I beg and implore you.

J.

(1833.)

It is not quite six o’clock in the evening. I have just finished copying the verses you gave me yesterday. I am not very familiar with the forms of compliment in usage in fashionable society. All I can tell you is that I wept and admired when I heard you read them, that I wept and admired when I read them to myself, and that once more I weep and admire in recalling them. I thank you from the bottom of my heart for having thought of me when you were writing them. Thank you, my beloved, for the benign sentiments that inspired you.

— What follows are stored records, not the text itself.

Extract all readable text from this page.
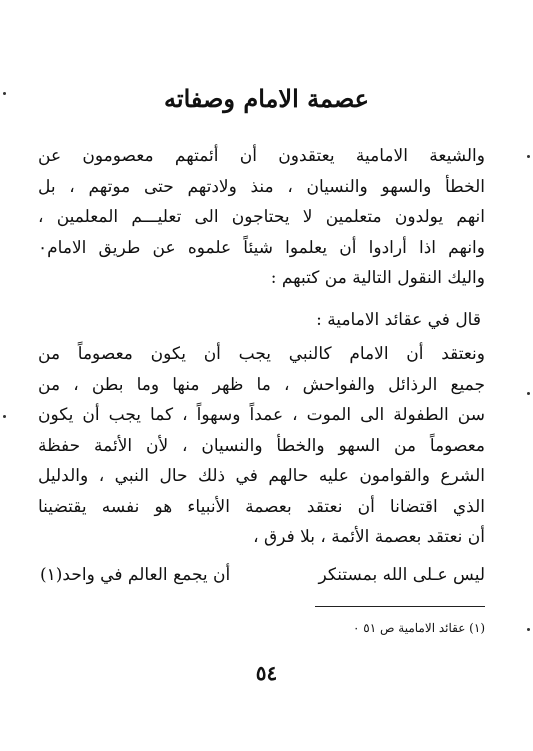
عصمة الامام وصفاته
والشيعة الامامية يعتقدون أن أئمتهم معصومون عن
الخطأ والسهو والنسيان ، منذ ولادتهم حتى موتهم ، بل
انهم يولدون متعلمين لا يحتاجون الى تعليـــم المعلمين ،
وانهم اذا أرادوا أن يعلموا شيئاً علموه عن طريق الامام٠
واليك النقول التالية من كتبهم :

قال في عقائد الامامية :

ونعتقد أن الامام كالنبي يجب أن يكون معصوماً من
جميع الرذائل والفواحش ، ما ظهر منها وما بطن ، من
سن الطفولة الى الموت ، عمداً وسهواً ، كما يجب أن يكون
معصوماً من السهو والخطأ والنسيان ، لأن الأئمة حفظة
الشرع والقوامون عليه حالهم في ذلك حال النبي ، والدليل
الذي اقتضانا أن نعتقد بعصمة الأنبياء هو نفسه يقتضينا
أن نعتقد بعصمة الأئمة ، بلا فرق ،
ليس عـلى الله بمستنكر
أن يجمع العالم في واحد(١)

(١) عقائد الامامية ص ٥١ ٠

٥٤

Your beautiful lines have had the effect you anticipated, for they have acted both as a cordial and a sedative to my sick spirit. Thank you! thank you! and again, thank you! You are not only sublime—you are kind, and, what is better still, you are indulgent, you who have so much right to be severe.

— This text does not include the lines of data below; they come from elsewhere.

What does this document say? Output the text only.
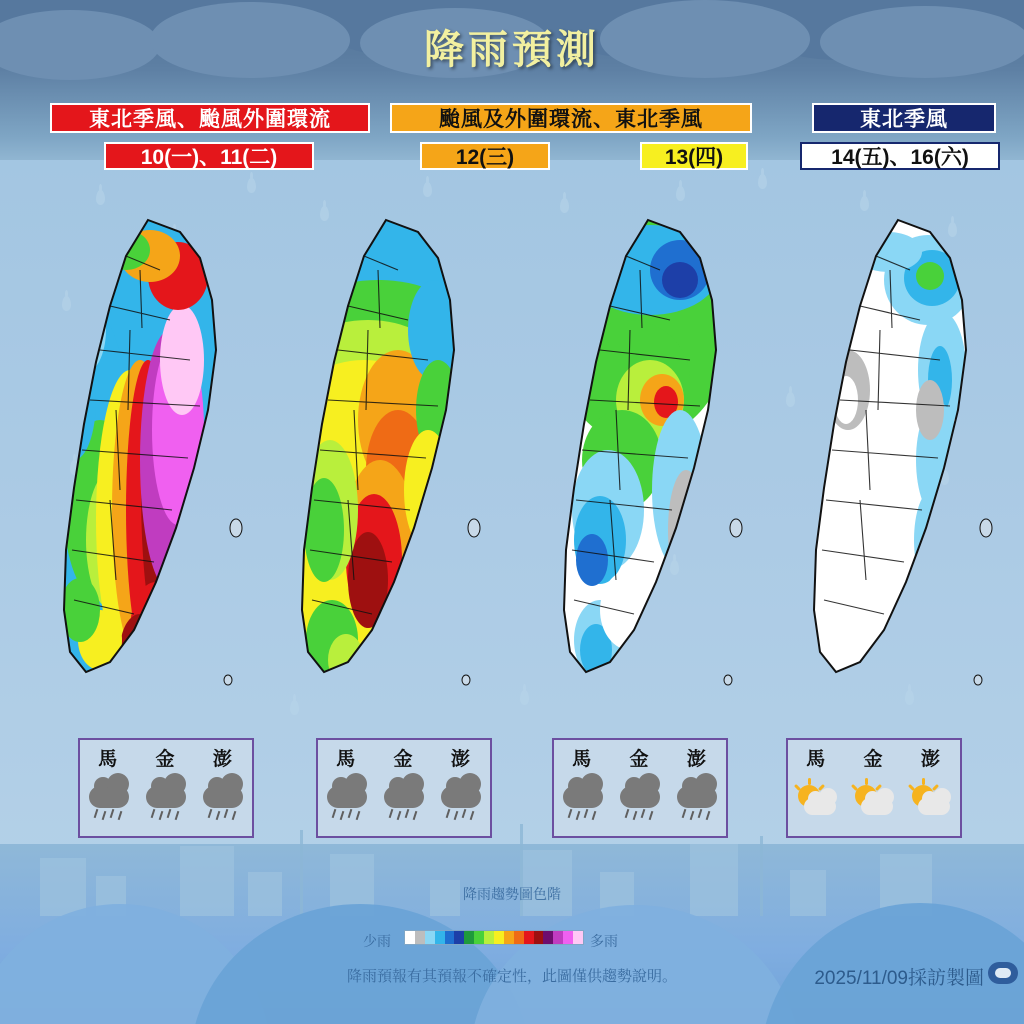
降雨預測
東北季風、颱風外圍環流	颱風及外圍環流、東北季風	東北季風
10(一)、11(二)	12(三)	13(四)	14(五)、16(六)
馬 金 澎	馬 金 澎	馬 金 澎	馬 金 澎
降雨趨勢圖色階
少雨	多雨
降雨預報有其預報不確定性，此圖僅供趨勢說明。	2025/11/09採訪製圖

I love you. My heart melts in admiration and adoration. There is more rapture of love in my poor bosom than it is capable of containing. Come then, and receive the superabundance of my ecstasy.

If you only knew how I long for you, and desire you! If you knew more still, you would come, I am very sure! Come, come, I beg you, come! You shall have a kiss for every step, a recompense for every effort, more smiles, and more joy, than you will encounter fog and cold.

Juliette.

I am writing this a little later because, before turning to business, I had to unburthen my heart. I came home yesterday, read your poetry, dined, did my accounts, and went to bed. I read the newspapers you sent, went to sleep, dreamed of you, and woke up this morning at 8 o’clock. I rose almost immediately, did some housework, and mended yesterday’s frock. In the middle of breakfast Lanvin arrived, bringing the newspapers and a letter from M. Pradier and some of Mademoiselle Watteville’s luggage. He asked whether we should want him to see us off. He left again at 1 p.m., taking Claire’s things with him and some of his wife’s. When he had gone, I washed and did my hair, did the same for Claire, and at 2.30 I sat down to copy, and now I am writing to you. This, Colonel, is my report. Are you satisfied? Then, so is the Corporal of the Guard! After dinner I shall hear the children their lessons, and count the lines of Feuilles d’Automne.